Electrochemical processes are at the heart of efficient conversion between electrical and chemical energies. The objective of this division is to conduct scientific research and technological development for energy-efficient, low-cost, and robust electrochemical energy conversion in systems including polymer electrolyte fuel cells (PEFC), solid oxide fuel cells (SOFC), and solid oxide electrolysis cells (SOEC). The PEFC is the preferred solution for automotive fuel cell applications. Inefficiencies at low temperatures (ca. 80˚C) are leading to a focus on higher temperature (>100˚C) hydrogen proton exchange membrane (PEM) fuel cells. Research addresses catalyst activity, support durability, and high temperature electrolyte identification and evaluation. SOFCs are utilized for stationary electricity generation at various scales.

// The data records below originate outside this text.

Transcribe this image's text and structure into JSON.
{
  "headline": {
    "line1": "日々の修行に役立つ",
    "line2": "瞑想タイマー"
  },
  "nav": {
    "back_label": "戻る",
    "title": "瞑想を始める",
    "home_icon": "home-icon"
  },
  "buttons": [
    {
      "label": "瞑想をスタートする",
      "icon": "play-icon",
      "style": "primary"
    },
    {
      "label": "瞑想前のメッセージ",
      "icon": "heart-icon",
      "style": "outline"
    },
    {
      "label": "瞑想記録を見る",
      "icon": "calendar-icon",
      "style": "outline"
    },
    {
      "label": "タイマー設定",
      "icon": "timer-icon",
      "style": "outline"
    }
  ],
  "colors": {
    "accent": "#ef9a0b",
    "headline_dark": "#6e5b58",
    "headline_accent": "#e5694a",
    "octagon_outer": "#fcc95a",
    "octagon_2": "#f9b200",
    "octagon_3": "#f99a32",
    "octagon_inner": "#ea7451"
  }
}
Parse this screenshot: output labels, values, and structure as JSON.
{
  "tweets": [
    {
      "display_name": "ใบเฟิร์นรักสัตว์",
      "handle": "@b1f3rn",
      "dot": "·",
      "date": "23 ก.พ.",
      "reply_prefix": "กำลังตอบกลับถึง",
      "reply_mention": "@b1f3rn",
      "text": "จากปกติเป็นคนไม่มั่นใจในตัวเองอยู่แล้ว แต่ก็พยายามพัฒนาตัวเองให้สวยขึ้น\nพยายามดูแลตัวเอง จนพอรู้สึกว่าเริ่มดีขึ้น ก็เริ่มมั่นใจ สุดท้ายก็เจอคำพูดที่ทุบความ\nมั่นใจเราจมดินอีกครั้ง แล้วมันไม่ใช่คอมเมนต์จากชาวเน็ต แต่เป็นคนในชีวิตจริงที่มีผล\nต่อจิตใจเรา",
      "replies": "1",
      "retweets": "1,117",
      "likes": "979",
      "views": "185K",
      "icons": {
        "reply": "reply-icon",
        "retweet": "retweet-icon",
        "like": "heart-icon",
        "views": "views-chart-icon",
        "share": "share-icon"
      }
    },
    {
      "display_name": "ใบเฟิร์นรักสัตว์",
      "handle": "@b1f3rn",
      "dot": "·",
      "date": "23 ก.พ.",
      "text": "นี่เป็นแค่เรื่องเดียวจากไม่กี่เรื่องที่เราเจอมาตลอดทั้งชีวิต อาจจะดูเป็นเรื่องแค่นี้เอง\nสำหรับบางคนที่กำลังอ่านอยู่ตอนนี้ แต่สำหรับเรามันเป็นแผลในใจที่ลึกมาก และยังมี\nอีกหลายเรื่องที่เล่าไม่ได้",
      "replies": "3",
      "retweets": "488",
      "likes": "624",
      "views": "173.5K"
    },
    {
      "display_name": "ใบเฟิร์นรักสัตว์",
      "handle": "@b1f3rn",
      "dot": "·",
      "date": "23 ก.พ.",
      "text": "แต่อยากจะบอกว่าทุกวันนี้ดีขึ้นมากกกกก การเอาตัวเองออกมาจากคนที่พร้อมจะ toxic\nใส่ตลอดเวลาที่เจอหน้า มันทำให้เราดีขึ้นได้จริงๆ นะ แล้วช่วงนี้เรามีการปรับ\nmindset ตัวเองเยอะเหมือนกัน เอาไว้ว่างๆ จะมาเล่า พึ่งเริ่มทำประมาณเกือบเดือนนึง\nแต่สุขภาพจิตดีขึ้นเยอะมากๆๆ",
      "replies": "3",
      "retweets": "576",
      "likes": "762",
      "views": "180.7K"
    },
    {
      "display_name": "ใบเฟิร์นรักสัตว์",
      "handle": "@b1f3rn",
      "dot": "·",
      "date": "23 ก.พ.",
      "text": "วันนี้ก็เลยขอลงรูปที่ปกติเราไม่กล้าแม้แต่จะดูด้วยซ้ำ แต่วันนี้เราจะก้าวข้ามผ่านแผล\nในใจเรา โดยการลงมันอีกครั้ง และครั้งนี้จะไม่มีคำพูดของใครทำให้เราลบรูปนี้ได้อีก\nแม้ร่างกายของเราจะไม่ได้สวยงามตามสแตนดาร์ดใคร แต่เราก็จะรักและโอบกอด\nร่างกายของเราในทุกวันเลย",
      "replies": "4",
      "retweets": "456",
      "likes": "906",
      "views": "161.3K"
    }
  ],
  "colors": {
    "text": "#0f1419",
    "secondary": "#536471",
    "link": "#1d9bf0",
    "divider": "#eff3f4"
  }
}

Research addresses developing a fundamental understanding of electrode and electrolyte materials and electrochemical events taking place in the SOFC, surface/interfacial catalytic processes on metal oxides, and electrode and electrolyte degradation. Electrolysis is used to produce hydrogen from electricity to respond to the forthcoming demand for hydrogen fuel. SOECs and related devices are examined from the perspective of activity and durability of electrolyte and electrode components. Other relevant energy storage concepts, e.g. batteries, are also addressed in division activities.